As Westphal began to investigate, he discovered that the Wisconsin Center had the only known print, and the original camera negative had been destroyed when its storage facility in Kansas City was shut down. Incredibly, Rhoden’s Crest Productions had neglected to copyright the movie, so it was now in the public domain. In fall 2011, Antos found a print of Corn’s-A-Poppin’ listed on eBay from an estate sale in Kansas City, and the three Doc Films alumni, who had formed Northwest Chicago Film Society earlier that year to present weekly repertory screenings, decided to buy it. “It wasn’t perfect,” Westphal recalls. “There were a few splices. But it was very good overall—not much cinching, not much scratching. A few light scratches on the base side of the film, but those can effectively be hidden through wet-gate printing, where the scratches are filled in chemically during the printing process.”
The partners had always considered striking out into restoration work, and Maxine Ducey, then head film archivist at the Wisconsin Center, agreed to lend its print for use in the project. “Their print had some problems, too—splices here and there, some cinching, some arc burn,” Westphal says. “But miraculously, the two prints complemented each other. Everything missing in ours—a frame here, a frame there—was intact in theirs.”
As a nonprofit 501(c)(3), NWCFS was eligible for a preservation grant from the National Film Preservation Foundation, which has also funded projects by Kartemquin Films, Chicago Filmmakers, and Chicago Film Archives. Last April the foundation came through with $12,000 to restore Corn’s-A-Poppin’. “NFPF grants target so-called ‘orphan films’—documentaries, silent-era films, newsreels, home movies, industrials, and independent films,” explains Jeff Lambert, acting director of the foundation. “Corn’s-A-Poppin’ was a natural fit for our programs.
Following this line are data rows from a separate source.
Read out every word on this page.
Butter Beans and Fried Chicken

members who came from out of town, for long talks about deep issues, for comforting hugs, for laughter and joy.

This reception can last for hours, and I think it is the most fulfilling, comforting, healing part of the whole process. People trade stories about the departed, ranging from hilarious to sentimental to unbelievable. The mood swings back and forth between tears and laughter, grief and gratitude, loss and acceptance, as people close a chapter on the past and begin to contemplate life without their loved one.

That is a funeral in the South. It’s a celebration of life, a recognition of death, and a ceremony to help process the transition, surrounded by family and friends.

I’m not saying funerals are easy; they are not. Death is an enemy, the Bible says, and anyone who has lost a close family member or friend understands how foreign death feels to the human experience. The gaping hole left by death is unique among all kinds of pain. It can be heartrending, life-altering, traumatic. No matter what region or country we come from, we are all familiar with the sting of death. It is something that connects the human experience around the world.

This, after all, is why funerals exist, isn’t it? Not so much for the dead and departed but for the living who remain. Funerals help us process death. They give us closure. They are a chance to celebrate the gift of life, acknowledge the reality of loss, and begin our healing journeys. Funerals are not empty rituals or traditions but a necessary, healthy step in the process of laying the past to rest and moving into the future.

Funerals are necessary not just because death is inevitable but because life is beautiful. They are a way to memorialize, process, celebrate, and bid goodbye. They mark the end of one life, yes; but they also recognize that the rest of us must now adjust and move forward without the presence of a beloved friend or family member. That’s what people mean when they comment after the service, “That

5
It’s also significant as a regional showcase for the music scene in Kansas City in the mid-1950s. The fact that Altman cowrote the screenplay is an added bonus.”
FotoKem, a Burbank film laboratory whose clients include Universal Studios and the Academy of Motion Picture Arts and Sciences, carried out the restoration, working mainly from the NWCFS print but replacing certain shots with footage from the Wisconsin Center print. A new negative was created, and from it two prints were struck, to be maintained by NWCFS and loaned out for exhibition. Westphal hopes that more screenings, including the Music Box engagement, will stoke demand for a DVD edition: Cora Rice is still alive to do an interview and/or commentary, and Westphal would like to record a commentary track with Kian Bergstrom, who got the revival going, and local film writer and programmer Patrick Friel. Corn’s-A-Poppin’ may have a whole new life ahead of it now, though Robert Altman must be rolling over in his grave.